1. Is this potential problem worth worrying about?
2. Do you agree with my decision to replace SCHED_LOAD_SCALE with the average load per task for this_cpu in the if statement in try_to_wake_up() or should I be using the average load per task for the tasks current cpu in one or both places?

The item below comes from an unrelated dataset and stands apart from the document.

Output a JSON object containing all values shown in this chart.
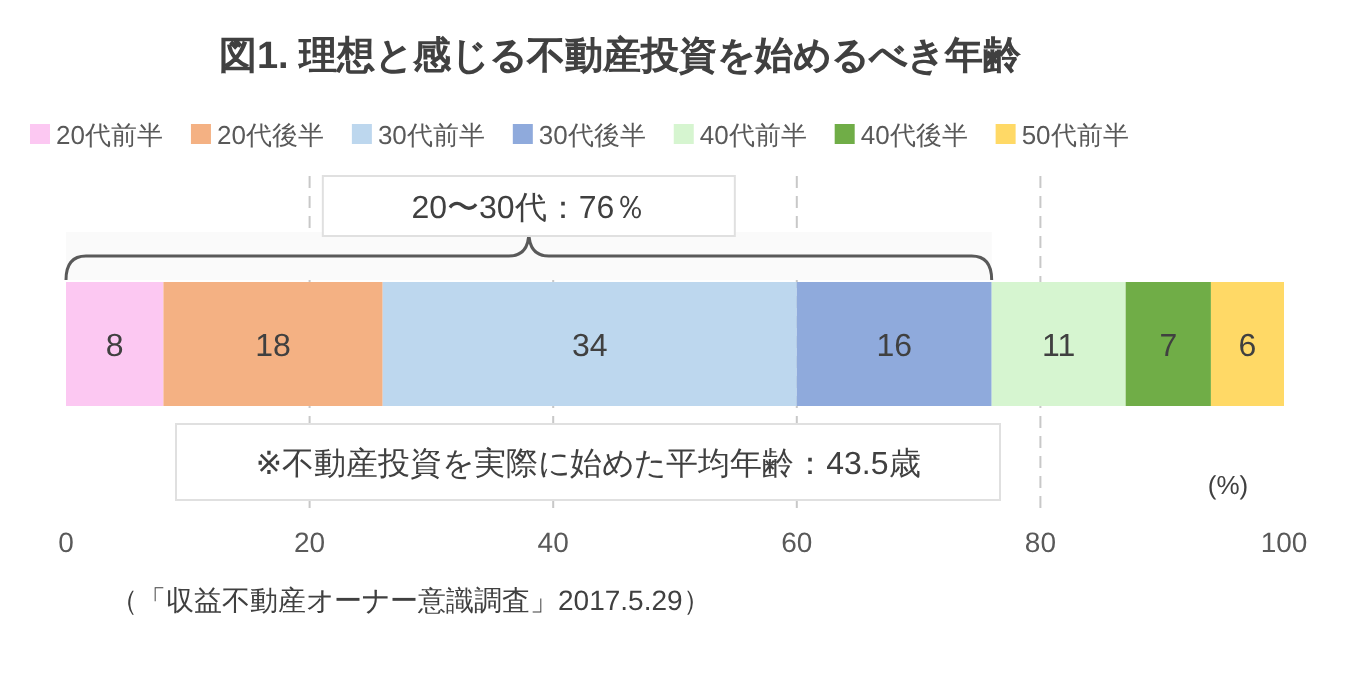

Signed-off-by: Peter Williams <pwil3058@xxxxxxxxxxxxxx>

Peter
--
Peter Williams pwil3058@xxxxxxxxxxxxxx

"Learning, n. The kind of ignorance distinguishing the studious."
-- Ambrose Bierce
Index: MM-2.6.X/kernel/sched.c
===================================================================
--- MM-2.6.X.orig/kernel/sched.c 2006-02-16 12:39:30.000000000 +1100
+++ MM-2.6.X/kernel/sched.c 2006-02-16 14:36:24.000000000 +1100
@@ -1061,6 +1061,18 @@ static inline unsigned long target_load(
}

/*
+ * Return the average load per task on the cpu's run queue
+ */
+static inline unsigned long cpu_avg_load_per_task(int cpu)
+{
+ runqueue_t *rq = cpu_rq(cpu);
+ unsigned long n = rq->nr_running;
+ unsigned long load = weighted_load(rq->prio_bias);
+
+ return n ? load / n : load;
+}
+
+/*
* find_idlest_group finds and returns the least busy CPU group within the
* domain.
*/
@@ -1309,6 +1321,7 @@ static int try_to_wake_up(task_t *p, uns

if (this_sd->flags & SD_WAKE_AFFINE) {
unsigned long tl = this_load;
+ unsigned long tl_per_task = cpu_avg_load_per_task(this_cpu);
/*
* If sync wakeup then subtract the (maximum possible)
* effect of the currently running task from the load
@@ -1318,8 +1331,8 @@ static int try_to_wake_up(task_t *p, uns
tl -= weighted_load(p->bias_prio);

if ((tl <= load &&
- tl + target_load(cpu, idx) <= SCHED_LOAD_SCALE) ||
- 100*(tl + SCHED_LOAD_SCALE) <= imbalance*load) {
+ tl + target_load(cpu, idx) <= tl_per_task) ||
+ 100*(tl + tl_per_task) <= imbalance*load) {
/*
* This domain has SD_WAKE_AFFINE and
* p is cache cold in this domain, and